Download or read book Biomedical Engineering written by Carlos Mello and published by BoD – Books on Demand. This book was released on 2009-10-01 with total page 672 pages. Available in PDF, EPUB and Kindle. Book excerpt: Biomedical Engineering can be seen as a mix of Medicine, Engineering and Science. In fact, this is a natural connection, as the most complicated engineering masterpiece is the human body. And it is exactly to help our “body machine” that Biomedical Engineering has its niche. This book brings the state-of-the-art of some of the most important current research related to Biomedical Engineering. I am very honored to be editing such a valuable book, which has contributions of a selected group of researchers describing the best of their work. Through its 36 chapters, the reader will have access to works related to ECG, image processing, sensors, artificial intelligence, and several other exciting fields.

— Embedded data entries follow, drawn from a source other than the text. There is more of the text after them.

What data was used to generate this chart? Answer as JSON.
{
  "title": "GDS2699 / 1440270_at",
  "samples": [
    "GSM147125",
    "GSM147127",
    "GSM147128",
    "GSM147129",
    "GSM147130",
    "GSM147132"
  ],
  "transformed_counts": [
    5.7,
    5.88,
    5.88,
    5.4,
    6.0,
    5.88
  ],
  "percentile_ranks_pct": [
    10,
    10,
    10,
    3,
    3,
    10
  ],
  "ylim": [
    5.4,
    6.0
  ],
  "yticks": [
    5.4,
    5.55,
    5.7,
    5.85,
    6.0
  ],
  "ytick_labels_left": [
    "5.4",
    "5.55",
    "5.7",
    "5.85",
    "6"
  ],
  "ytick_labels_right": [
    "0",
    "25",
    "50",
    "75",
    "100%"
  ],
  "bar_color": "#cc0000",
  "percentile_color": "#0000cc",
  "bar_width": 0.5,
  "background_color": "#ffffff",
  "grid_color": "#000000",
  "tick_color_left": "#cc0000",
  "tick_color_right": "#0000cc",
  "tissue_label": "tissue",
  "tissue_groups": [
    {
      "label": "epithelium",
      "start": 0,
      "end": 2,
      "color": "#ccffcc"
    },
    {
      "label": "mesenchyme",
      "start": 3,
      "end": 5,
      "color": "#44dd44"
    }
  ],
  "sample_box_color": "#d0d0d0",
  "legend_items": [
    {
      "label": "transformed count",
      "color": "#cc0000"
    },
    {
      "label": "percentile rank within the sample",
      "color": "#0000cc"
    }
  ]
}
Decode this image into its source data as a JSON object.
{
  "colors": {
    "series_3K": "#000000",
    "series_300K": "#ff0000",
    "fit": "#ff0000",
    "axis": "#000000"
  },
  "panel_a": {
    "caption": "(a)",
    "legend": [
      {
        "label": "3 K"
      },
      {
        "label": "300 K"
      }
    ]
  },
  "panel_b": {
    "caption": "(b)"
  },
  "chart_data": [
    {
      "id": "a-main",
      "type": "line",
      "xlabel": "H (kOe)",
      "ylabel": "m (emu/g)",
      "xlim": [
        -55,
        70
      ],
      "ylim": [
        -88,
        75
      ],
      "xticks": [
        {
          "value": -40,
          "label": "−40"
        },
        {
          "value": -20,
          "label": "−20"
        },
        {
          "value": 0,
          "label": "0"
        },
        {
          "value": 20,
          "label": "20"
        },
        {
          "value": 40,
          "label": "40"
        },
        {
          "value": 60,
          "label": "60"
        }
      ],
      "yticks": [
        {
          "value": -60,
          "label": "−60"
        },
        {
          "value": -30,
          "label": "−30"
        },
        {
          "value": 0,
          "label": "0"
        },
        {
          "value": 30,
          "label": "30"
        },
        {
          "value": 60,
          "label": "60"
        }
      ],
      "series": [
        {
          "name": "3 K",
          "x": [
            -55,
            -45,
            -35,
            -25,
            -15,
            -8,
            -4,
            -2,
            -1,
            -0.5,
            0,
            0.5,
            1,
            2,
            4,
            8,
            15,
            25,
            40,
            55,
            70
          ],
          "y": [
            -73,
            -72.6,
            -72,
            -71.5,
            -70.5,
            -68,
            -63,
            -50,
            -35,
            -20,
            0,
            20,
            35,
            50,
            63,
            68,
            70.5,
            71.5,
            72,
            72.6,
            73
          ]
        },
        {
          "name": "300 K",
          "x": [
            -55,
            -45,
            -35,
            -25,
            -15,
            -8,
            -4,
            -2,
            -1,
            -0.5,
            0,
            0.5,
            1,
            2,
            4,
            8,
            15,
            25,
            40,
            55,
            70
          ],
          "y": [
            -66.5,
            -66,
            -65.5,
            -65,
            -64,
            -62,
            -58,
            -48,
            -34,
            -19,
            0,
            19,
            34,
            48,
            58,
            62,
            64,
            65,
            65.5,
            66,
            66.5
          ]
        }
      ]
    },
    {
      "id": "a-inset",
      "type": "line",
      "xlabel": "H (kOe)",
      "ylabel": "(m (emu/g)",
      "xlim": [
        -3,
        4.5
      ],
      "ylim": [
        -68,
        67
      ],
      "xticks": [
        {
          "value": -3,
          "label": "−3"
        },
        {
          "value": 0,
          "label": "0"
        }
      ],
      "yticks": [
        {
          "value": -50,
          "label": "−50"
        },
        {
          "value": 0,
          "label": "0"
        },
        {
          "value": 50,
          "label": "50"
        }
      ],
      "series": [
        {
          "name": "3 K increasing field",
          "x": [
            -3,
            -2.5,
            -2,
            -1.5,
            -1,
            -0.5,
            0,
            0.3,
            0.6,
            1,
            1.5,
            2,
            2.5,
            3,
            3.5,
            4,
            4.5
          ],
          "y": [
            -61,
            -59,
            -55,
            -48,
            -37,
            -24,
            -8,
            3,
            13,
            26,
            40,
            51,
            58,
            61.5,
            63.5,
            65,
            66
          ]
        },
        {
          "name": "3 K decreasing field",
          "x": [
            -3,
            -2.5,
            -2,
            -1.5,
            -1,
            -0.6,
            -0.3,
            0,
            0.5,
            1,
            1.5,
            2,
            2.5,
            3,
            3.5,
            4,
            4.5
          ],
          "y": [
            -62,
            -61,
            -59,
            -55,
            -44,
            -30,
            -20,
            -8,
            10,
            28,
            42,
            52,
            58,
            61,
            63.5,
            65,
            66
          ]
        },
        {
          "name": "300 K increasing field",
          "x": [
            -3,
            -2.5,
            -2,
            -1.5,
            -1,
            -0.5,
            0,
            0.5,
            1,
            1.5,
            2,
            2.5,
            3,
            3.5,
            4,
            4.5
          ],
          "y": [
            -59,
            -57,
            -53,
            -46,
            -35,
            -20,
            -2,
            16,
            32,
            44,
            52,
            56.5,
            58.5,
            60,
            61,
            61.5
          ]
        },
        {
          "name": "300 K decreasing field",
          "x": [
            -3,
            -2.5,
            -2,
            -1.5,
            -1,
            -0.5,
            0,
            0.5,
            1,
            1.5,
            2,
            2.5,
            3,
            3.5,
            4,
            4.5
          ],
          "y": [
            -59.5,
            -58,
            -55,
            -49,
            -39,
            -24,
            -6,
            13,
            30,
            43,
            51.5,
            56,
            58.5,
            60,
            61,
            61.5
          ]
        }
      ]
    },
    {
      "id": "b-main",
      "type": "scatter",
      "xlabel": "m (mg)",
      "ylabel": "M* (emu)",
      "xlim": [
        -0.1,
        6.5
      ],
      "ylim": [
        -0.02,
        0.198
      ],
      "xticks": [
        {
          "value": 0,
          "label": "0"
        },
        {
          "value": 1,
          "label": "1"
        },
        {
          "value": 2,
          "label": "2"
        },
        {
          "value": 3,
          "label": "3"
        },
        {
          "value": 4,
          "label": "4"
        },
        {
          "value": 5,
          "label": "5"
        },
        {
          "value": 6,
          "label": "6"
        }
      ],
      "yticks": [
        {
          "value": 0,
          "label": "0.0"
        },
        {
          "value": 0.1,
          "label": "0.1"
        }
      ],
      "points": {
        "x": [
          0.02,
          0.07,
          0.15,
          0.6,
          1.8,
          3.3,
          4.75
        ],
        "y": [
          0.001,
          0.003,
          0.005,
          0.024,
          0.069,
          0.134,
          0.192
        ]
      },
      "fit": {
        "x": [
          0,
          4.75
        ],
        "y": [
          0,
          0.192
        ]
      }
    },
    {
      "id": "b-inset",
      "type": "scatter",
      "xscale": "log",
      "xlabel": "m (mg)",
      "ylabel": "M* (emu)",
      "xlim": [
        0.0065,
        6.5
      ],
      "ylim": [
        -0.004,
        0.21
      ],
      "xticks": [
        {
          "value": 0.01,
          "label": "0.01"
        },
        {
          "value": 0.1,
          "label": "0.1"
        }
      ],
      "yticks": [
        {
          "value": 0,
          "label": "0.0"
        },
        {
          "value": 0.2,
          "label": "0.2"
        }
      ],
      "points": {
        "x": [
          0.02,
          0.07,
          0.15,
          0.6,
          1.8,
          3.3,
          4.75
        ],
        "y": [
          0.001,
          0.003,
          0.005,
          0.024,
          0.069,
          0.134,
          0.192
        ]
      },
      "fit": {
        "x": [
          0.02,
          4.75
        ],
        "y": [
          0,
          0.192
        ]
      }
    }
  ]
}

Download or read book Computing Brain Activity Maps from FMRI Time Series Images written by Gordon E. Sarty and published by Cambridge University Press. This book was released on 2007 with total page 216 pages. Available in PDF, EPUB and Kindle. Book excerpt: A review of the methods used for analyzing fMRI data, with mathematical outlines of how each method works, and the software available for developing the data. Aimed at graduate students and research investigators.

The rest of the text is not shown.